Sexy Lexie noemen ze hem liefkozend in Den Haag, maar sexy ziet Lex er allang niet meer uit. Eerder meelijwekkend. Het is alsof hij al maanden een zwaar zieke patiënt op het sterfbed bijstaat en feitelijk is dat zo. ADO Den Haag is in de terminale fase. Nu, drie wedstrijden voor het einde van de competitie, is de club reddeloos verloren, hoewel Lex ook zaterdag na het puntje in Heerenveen de moed nog niet opgeeft. Het is tegen beter weten in. Lex weet dat maar al te goed, want hij keek na het toch wel onverwachte gelijkspel in het Abe Lenstra Stadion weer ontzettend triest.
Triest is het natuurlijk, de teloorgang van de eens zo grote club, waar Lex als speler nog de successen had meegemaakt met kameraden als Aad Mansveld, Ton Thie, Henk van Leeuwen en Aad Kila. Een slapende reus zal straks verder dommelen in de Jupiler League. Aan de rand van de residentie is een splinternieuw stadion verrezen, maar de groengele club zal volgend seizoen spelen tegen Cambuur Leeuwarden, MVV en TOP Oss. Wat een drama! De gemoedstoestand van ADO is af te lezen op het gezicht van Lex.

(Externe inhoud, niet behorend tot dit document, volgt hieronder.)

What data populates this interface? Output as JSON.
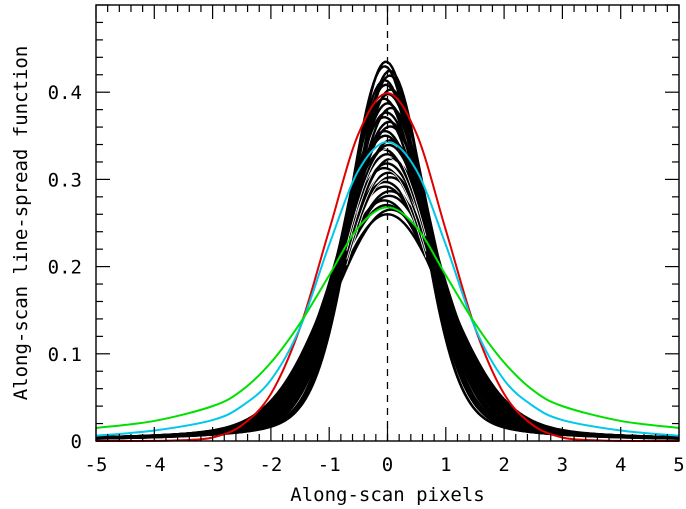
{
  "chart_data": {
    "type": "line",
    "xlabel": "Along-scan pixels",
    "ylabel": "Along-scan line-spread function",
    "xlim": [
      -5,
      5
    ],
    "ylim": [
      0,
      0.5
    ],
    "x_ticks": [
      "-5",
      "-4",
      "-3",
      "-2",
      "-1",
      "0",
      "1",
      "2",
      "3",
      "4",
      "5"
    ],
    "y_ticks": [
      "0",
      "0.1",
      "0.2",
      "0.3",
      "0.4"
    ],
    "grid": false,
    "reference_line": {
      "x": 0,
      "style": "dashed"
    },
    "band": {
      "description_color": "#000000",
      "peak_range": [
        0.26,
        0.435
      ]
    },
    "series": [
      {
        "color": "#e00000",
        "x": [
          -5,
          -4,
          -3.5,
          -3,
          -2.5,
          -2,
          -1.5,
          -1,
          -0.5,
          0,
          0.5,
          1,
          1.5,
          2,
          2.5,
          3,
          3.5,
          4,
          5
        ],
        "values": [
          0,
          0.0001,
          0.001,
          0.004,
          0.018,
          0.054,
          0.13,
          0.242,
          0.352,
          0.399,
          0.352,
          0.242,
          0.13,
          0.054,
          0.018,
          0.004,
          0.001,
          0.0001,
          0
        ]
      },
      {
        "color": "#00c8e8",
        "x": [
          -5,
          -4,
          -3,
          -2.5,
          -2,
          -1.5,
          -1,
          -0.5,
          0,
          0.5,
          1,
          1.5,
          2,
          2.5,
          3,
          4,
          5
        ],
        "values": [
          0.006,
          0.012,
          0.024,
          0.04,
          0.07,
          0.13,
          0.225,
          0.31,
          0.343,
          0.31,
          0.225,
          0.13,
          0.07,
          0.04,
          0.024,
          0.012,
          0.006
        ]
      },
      {
        "color": "#00e000",
        "x": [
          -5,
          -4,
          -3,
          -2.5,
          -2,
          -1.5,
          -1,
          -0.5,
          0,
          0.5,
          1,
          1.5,
          2,
          2.5,
          3,
          4,
          5
        ],
        "values": [
          0.015,
          0.023,
          0.04,
          0.058,
          0.09,
          0.135,
          0.19,
          0.245,
          0.268,
          0.245,
          0.19,
          0.135,
          0.09,
          0.058,
          0.04,
          0.023,
          0.015
        ]
      }
    ]
  }
}
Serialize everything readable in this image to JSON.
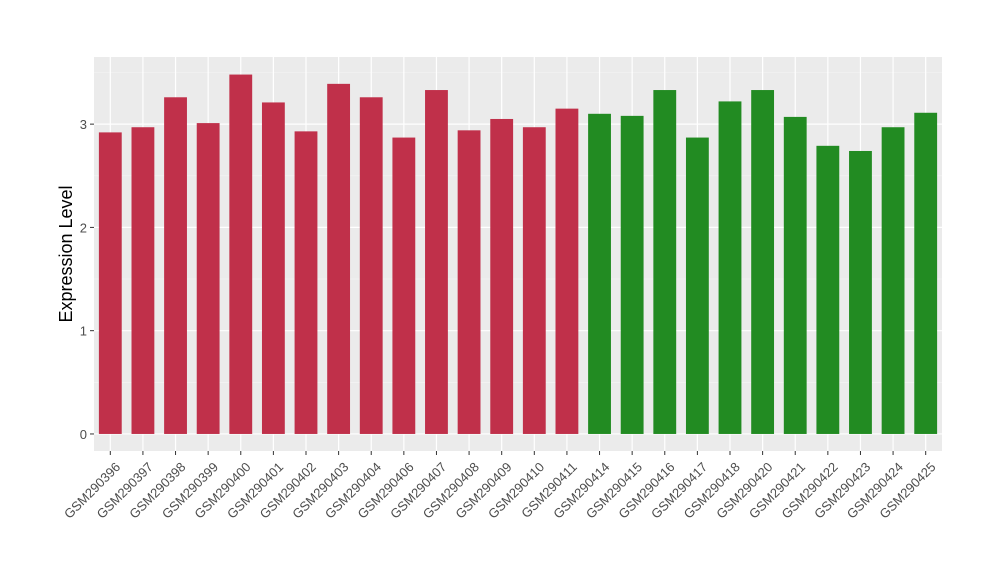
{
  "chart_data": {
    "type": "bar",
    "y_label": "Expression Level",
    "categories": [
      "GSM290396",
      "GSM290397",
      "GSM290398",
      "GSM290399",
      "GSM290400",
      "GSM290401",
      "GSM290402",
      "GSM290403",
      "GSM290404",
      "GSM290406",
      "GSM290407",
      "GSM290408",
      "GSM290409",
      "GSM290410",
      "GSM290411",
      "GSM290414",
      "GSM290415",
      "GSM290416",
      "GSM290417",
      "GSM290418",
      "GSM290420",
      "GSM290421",
      "GSM290422",
      "GSM290423",
      "GSM290424",
      "GSM290425"
    ],
    "values": [
      2.92,
      2.97,
      3.26,
      3.01,
      3.48,
      3.21,
      2.93,
      3.39,
      3.26,
      2.87,
      3.33,
      2.94,
      3.05,
      2.97,
      3.15,
      3.1,
      3.08,
      3.33,
      2.87,
      3.22,
      3.33,
      3.07,
      2.79,
      2.74,
      2.97,
      3.11
    ],
    "colors": [
      "#c0304a",
      "#c0304a",
      "#c0304a",
      "#c0304a",
      "#c0304a",
      "#c0304a",
      "#c0304a",
      "#c0304a",
      "#c0304a",
      "#c0304a",
      "#c0304a",
      "#c0304a",
      "#c0304a",
      "#c0304a",
      "#c0304a",
      "#228b22",
      "#228b22",
      "#228b22",
      "#228b22",
      "#228b22",
      "#228b22",
      "#228b22",
      "#228b22",
      "#228b22",
      "#228b22",
      "#228b22"
    ],
    "ylim": [
      -0.165,
      3.65
    ],
    "yticks": [
      0,
      1,
      2,
      3
    ],
    "minor_yticks": [
      0.5,
      1.5,
      2.5,
      3.5
    ],
    "grid": true
  }
}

Volgend seizoen zal hij weer een stapje terugdoen. Het AD en VI melden dat hij aan ADO verbonden blijft, maar niet meer als hoofdtrainer. Lex hoopt vurig dat Willem van Hanegem, waarmee hij bij Al Jazira in de Verenigde Arabische Emiraten zo fijn heeft samengewerkt, ADO komt leiden en de club terug zal brengen naar de plaats waar het thuishoort: de eredivisie. Dan zal binnen de kortste keren de humor terugkeren, de twinkeling in de ogen ook en de rimpels in het gezicht zullen verdwijnen als sneeuw voor de zon. Het zal zo niet mogen zijn. De nieuwe ADO-trainer zal wel weer een soort Frans Adelaar zijn en met gebogen schouders en met doffe berusting zal Lex met pionnen sjouwen en de spelers hesjes aanreiken.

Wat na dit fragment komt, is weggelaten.